Using Speech and Electrocorticography to Map Human Auditory Cortex

Jeremy DW Greenlee; Roozbeh Behroozmand; Kirill V Nourski; Hiroyuki Oya; Hiroto Kawasaki; Matthew A Howard, III

doi:10.1109/EMBC.2014.6945189

. Author manuscript; available in PMC: 2024 Jul 26.

Published in final edited form as: Annu Int Conf IEEE Eng Med Biol Soc. 2014;2014:6798–6801. doi: 10.1109/EMBC.2014.6945189

Using Speech and Electrocorticography to Map Human Auditory Cortex

Jeremy DW Greenlee ¹, Roozbeh Behroozmand ², Kirill V Nourski ³, Hiroyuki Oya ⁴, Hiroto Kawasaki ⁵, Matthew A Howard III ⁶

PMCID: PMC11274380 NIHMSID: NIHMS1756679 PMID: 25571557

Abstract

Much less is known about the organization of the human auditory cortex compared to non-human primate auditory cortices. In an effort to further investigate the response properties of human auditory cortex, we present preliminary findings from human subjects implanted with depth electrodes in Heschl’s gyrus (HG) as part of their neurosurgical treatment of epilepsy. Each subject had electrocorticography (ECoG) responses taken from medial and lateral HG in response to both speech and non-speech stimuli, including during speech production. Responses were somewhat variable across subjects, but posteromedial HG demonstrated frequency following responses to the stimuli in all subjects to some degree. Results and implications are discussed.

I. INTRODUCTION

The organization of the human auditory cortex is the least understood of all primate auditory cortices. Unlike non-human primates, exquisite anatomical tracer studies are not possible in humans and as a result the numbers and borders of the subregions comprising primary and higher order human auditory cortex are not known. While it is generally believed that humans utilize the same overall schema of non-human primate auditory cortex, namely a ‘core’ region, surrounded and reciprocally connected with a ‘belt’ region, and a ‘parabelt’ region which is reciprocally connected with the belt fields. Each of these three regions consists of multiple areas [1–6].

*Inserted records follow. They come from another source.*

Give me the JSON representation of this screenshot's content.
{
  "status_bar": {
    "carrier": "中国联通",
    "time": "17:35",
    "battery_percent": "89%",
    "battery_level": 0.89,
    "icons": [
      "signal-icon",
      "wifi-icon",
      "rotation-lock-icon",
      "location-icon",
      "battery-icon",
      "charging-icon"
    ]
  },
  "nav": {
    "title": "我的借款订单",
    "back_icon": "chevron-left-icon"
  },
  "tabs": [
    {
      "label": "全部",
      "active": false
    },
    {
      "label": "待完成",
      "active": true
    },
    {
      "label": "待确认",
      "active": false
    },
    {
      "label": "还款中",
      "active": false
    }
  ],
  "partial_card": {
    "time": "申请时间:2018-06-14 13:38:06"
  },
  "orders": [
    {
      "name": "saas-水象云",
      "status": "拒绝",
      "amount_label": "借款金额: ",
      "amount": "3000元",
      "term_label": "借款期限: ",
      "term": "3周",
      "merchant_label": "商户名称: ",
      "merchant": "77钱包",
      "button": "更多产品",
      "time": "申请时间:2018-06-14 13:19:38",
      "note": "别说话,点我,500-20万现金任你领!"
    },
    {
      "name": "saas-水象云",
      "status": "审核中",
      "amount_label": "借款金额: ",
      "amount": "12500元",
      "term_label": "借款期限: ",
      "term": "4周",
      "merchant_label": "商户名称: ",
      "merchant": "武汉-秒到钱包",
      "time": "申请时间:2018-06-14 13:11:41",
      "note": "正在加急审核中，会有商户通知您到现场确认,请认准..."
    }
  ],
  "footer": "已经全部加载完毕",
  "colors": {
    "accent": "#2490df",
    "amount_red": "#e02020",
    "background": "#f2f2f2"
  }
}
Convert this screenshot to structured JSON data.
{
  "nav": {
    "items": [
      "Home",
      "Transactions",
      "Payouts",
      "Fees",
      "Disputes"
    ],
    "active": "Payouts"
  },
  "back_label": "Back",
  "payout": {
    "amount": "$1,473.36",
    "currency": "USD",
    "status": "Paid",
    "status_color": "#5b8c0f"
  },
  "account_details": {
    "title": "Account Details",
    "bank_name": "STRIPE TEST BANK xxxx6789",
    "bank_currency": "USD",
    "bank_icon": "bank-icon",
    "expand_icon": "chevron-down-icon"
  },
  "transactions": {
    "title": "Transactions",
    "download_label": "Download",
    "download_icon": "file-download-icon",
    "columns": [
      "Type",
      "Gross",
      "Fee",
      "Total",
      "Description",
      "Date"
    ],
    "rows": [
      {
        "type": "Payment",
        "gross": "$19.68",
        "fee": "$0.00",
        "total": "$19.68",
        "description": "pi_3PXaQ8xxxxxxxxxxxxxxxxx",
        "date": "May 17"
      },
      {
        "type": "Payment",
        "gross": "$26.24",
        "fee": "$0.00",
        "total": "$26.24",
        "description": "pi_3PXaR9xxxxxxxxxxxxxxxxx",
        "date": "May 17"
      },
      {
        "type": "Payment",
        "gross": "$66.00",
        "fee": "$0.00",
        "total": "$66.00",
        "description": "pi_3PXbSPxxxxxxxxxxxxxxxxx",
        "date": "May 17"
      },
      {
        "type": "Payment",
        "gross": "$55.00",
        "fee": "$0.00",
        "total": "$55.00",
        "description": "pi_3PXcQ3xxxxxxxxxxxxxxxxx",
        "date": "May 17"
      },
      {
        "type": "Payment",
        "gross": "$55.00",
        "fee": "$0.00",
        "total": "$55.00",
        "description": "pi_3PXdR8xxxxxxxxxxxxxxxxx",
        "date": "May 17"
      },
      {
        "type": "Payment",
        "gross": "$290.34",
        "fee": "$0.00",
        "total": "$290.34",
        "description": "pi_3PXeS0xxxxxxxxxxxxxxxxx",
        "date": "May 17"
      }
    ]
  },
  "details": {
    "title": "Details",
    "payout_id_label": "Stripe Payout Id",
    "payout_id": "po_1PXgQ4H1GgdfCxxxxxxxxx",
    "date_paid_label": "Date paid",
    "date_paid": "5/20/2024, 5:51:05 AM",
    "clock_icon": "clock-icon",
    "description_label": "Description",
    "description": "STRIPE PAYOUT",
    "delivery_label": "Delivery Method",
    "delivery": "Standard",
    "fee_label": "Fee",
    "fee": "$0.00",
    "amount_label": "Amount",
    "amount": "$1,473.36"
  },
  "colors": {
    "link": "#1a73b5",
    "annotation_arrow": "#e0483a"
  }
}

Functional neuroimaging is one experimental tool used to map auditory cortex [e.g. 7]. For example, fMRI provides excellent spatial resolution but temporal resolution inherent in BOLD responses does not allow effective comparisons of latency differences within auditory cortical regions. Conversely, scalp EEG is a technique which offers fine-grain temporal resolution (i.e. milliseconds) but limited spatial resolution due to intrinsic lowpass filtering properties of the skull and scalp.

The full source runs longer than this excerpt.